Mais le conflit n'est pas encore réglé. Khalifa Haftar et son armée demeurent en dehors du contrôle de Tripoli, alors que le poste de ministre de la Défense reste vacant.
Sur cette toile de fond, la communauté internationale, d'après le brouillon de la déclaration, reconnaît le progrès atteint après la première conférence de Berlin (le cessez-le-feu est en vigueur, le blocus pétrolier a été levé, le pouvoir exécutif temporaire a été mis en place et approuvé par le parlement). Il est indiqué en même temps que les Libyens doivent travailler plus activement pour que les élections se déroulent à temps et leurs résultats soient acceptés par toutes les parties. Le document appelle également à garantir un "retrait mutuel, proportionnellement équilibré et successif d'éléments armés étrangers, y compris le retrait immédiat de mercenaires étrangers".

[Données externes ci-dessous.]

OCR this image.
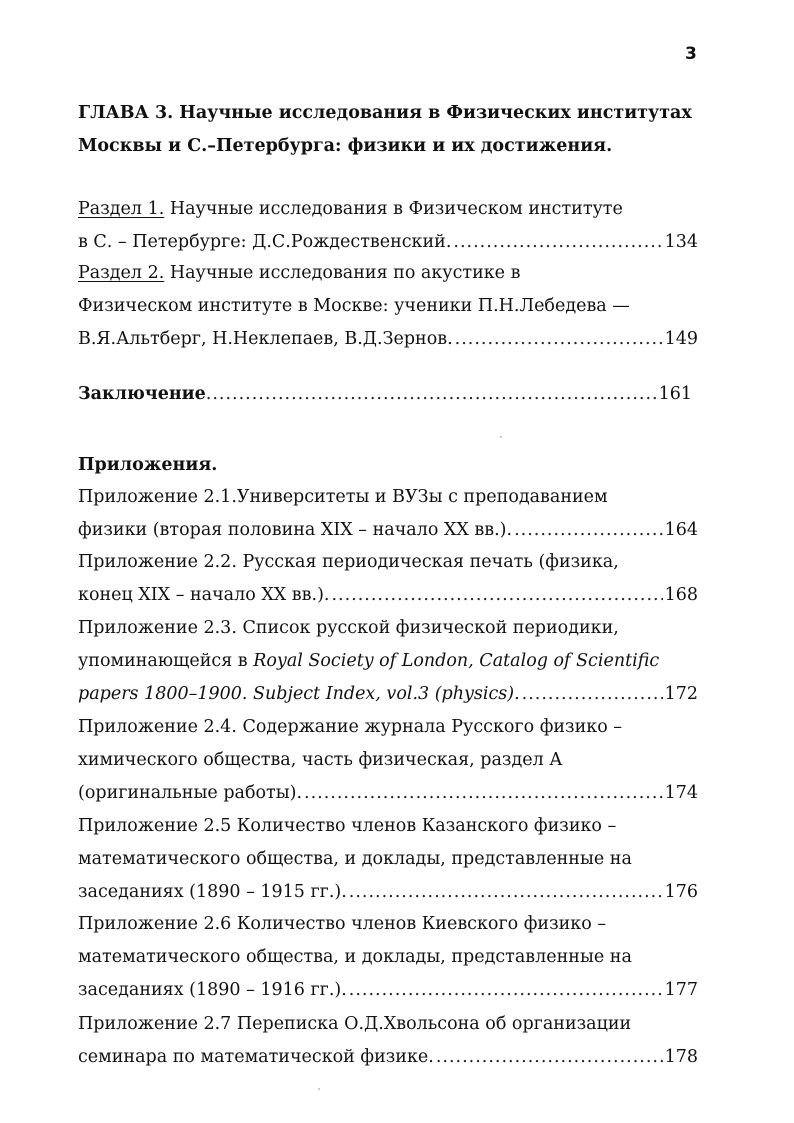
3
ГЛАВА 3. Научные исследования в Физических институтах
Москвы и С.–Петербурга: физики и их достижения.
Раздел 1. Научные исследования в Физическом институте
в С. – Петербурге: Д.С.Рождественский. .....	134
Раздел 2. Научные исследования по акустике в
Физическом институте в Москве: ученики П.Н.Лебедева —
В.Я.Альтберг, Н.Неклепаев, В.Д.Зернов. .....	149
Заключение .....	161
Приложения.
Приложение 2.1.Университеты и ВУЗы с преподаванием
физики (вторая половина XIX – начало XX вв.). .....	164
Приложение 2.2. Русская периодическая печать (физика,
конец XIX – начало XX вв.). .....	168
Приложение 2.3. Список русской физической периодики,
упоминающейся в Royal Society of London, Catalog of Scientific
papers 1800–1900. Subject Index, vol.3 (physics). .....	172
Приложение 2.4. Содержание журнала Русского физико –
химического общества, часть физическая, раздел А
(оригинальные работы). .....	174
Приложение 2.5 Количество членов Казанского физико –
математического общества, и доклады, представленные на
заседаниях (1890 – 1915 гг.). .....	176
Приложение 2.6 Количество членов Киевского физико –
математического общества, и доклады, представленные на
заседаниях (1890 – 1916 гг.). .....	177
Приложение 2.7 Переписка О.Д.Хвольсона об организации
семинара по математической физике. .....	178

Le paragraphe concernant le retrait de militaires et de mercenaires étrangères, dont le nombre s'élève à près de 20.000 hommes, selon l'Onu, est le plus douloureux. L'accord de cessez-le-feu signé en octobre exigeait le retrait de toutes les forces militaires étrangères d'ici le 23 janvier. Mais la situation n'a pas significativement changé depuis. Rappelons que selon un accord avec le GUN en Libye se trouvent des militaires turcs et des mercenaires syriens envoyés par Ankara, ainsi que des mercenaires du Tchad, du Soudan et de Syrie combattant pour l'ANL. Sachant que la Turquie, se référant à des accords officiels avec les autorités précédentes de Tripoli, n'a pas l'intention de partir, bien qu'elle exige le retrait de mercenaires qui soutiennent l'ANL. Les autres parties en principe ne reconnaissent pas leur présence en Libye mais insistent sur le départ des Turcs. Au final, les nouvelles autorités libyennes, qui ont pour objectif de réconcilier les différentes positions, se sont retrouvées dans une situation difficile. En avril, la ministre libyenne des Affaires étrangères Najla Mangouch a mentionné que Tripoli était en négociations avec Ankara sur le retrait de ses troupes de son territoire, mais ses propos n'ont pas été soutenus.
La stagnation du processus a été également mentionnée par Jan Kubis, récemment nommé au poste d'envoyé spécial de l'Onu pour la Libye. A la veille de la conférence de Berlin il s'est entretenu avec les principaux acteurs en Libye, ainsi qu'avec les médiateurs internationaux.
"Il est peu probable qu'un plan réaliste pour le départ factuel des combattants étrangers soit adopté ou même proposé", a déclaré Jalel Harchaoui, chercheur à l'Institut néerlandais des relations internationales Clingendael. Néanmoins, il trouve importante l'organisation de la conférence à Berlin. "Je pense que les élections pourraient effectivement se dérouler cette année et ce en grande partie grâce à la pression exercée sur les Libyens par la communauté internationale", a-t-il conclu.